Desalination of produced water via CO2 + C3H8 hydrate formation

Abstract

Recent years have seen increased interest in gas hydrate production as a viable saline water desalination technique. Produced water is the liquid that is extracted from oil and gas fields and is typically salty. The management of produced water is a significant aspect of the petroleum industry because of its potential to serve as a source of fresh water for oil-producing nations with limited access to clean water, growing environmental concerns, and the strict laws governing the discharge of produced water into the environment. In this study, the effect of mixed gas (CO2 + C3H8 (70:30)) hydrate formation in treating produced water and kinetic studies on induction time, moles of gas consumed, rate, water recovery, and water-to-hydrate conversion were experimentally investigated.

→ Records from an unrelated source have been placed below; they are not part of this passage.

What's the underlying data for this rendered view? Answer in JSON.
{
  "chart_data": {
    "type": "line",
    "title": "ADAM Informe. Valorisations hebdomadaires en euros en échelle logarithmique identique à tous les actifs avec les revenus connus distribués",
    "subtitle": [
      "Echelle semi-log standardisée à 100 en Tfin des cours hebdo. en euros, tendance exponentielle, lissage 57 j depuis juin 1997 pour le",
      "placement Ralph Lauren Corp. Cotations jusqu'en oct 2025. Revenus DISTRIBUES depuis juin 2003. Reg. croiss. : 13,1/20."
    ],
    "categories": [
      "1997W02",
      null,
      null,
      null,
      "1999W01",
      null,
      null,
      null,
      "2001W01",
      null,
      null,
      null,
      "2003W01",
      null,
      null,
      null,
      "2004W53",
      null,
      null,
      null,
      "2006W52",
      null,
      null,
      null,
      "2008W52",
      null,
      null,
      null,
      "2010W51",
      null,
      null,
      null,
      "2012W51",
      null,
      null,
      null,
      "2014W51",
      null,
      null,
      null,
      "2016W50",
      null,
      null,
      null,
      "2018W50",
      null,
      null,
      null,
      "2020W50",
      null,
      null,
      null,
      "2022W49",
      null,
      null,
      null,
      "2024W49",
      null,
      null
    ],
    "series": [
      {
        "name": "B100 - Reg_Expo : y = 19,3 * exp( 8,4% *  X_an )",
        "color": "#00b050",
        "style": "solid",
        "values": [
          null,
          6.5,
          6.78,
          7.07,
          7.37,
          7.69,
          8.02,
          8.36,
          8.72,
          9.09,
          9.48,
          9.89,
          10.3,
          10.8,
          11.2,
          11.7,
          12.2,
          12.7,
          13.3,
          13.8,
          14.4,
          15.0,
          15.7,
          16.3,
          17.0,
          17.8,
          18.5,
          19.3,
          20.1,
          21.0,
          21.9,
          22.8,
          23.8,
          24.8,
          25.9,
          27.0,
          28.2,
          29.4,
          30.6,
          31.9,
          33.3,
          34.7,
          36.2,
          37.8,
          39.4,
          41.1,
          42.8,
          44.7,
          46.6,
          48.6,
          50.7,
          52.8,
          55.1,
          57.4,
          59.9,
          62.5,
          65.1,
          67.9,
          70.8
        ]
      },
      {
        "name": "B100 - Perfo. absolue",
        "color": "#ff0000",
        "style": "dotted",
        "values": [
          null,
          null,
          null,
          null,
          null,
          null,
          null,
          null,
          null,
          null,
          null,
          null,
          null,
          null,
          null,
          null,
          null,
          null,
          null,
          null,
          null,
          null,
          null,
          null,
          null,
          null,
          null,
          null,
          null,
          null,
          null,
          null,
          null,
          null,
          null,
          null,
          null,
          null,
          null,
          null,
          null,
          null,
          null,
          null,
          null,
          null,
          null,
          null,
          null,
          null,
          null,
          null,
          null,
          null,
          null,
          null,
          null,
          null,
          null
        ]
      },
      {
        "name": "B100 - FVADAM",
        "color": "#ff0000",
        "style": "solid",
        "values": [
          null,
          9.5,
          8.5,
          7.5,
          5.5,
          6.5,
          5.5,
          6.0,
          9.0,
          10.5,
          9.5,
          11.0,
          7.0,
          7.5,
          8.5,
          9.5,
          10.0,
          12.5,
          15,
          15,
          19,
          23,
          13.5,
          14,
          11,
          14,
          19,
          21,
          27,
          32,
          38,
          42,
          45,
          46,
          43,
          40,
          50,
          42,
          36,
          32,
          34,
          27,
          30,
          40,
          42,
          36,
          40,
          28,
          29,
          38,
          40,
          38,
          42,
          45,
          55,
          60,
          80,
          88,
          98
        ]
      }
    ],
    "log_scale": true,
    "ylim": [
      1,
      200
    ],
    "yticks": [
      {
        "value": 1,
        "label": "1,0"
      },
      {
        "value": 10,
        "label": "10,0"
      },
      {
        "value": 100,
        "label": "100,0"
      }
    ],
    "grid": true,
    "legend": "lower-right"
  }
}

An aqueous solution with the same ion concentrations was prepared and experiments were performed at 275.15 K/277.15 K, 2.0 MPa, and 450 rpm. The findings unveiled that with an increase in salinity, the water recovery decreased showing the hindering effect of salts on mixed hydrate formation by reducing the solubility of mixed gas due to the strong electrostatic force of attraction between salt ions and water. A maximum of 67.3% water recovery was observed in 2.8 wt% produced water solution at 275.15 K, 2.0 MPa, and 450 rpm. Furthermore, the induction time increased by 52.64% in treating 2.8 wt% and a decrease in moles of gas consumed, water recovery, and water-to-hydrate conversion by 6.99%, 2.08%, and 9.69% compared to the deionized water system at 275.15 K. A removal efficiency of 47%-63% is achieved by using CO2 + C3H8 and the sequence of metal cation removal is in the order K+ > Na+ > Mg2+ > Ca2+ and anions SO42− > Cl− at 275.15 K. The results also showed that with a rise in the experimental temperature to 277.15 K the removal efficiency increased though the amount of hydrate formed is less. This study illustrates that the formation of mixed gas (CO2 + C3H8) hydrate can be used for treating produced water based on the water recovery, removal efficiency, electrical conductivity, and total dissolved solids results with lower energy consumption.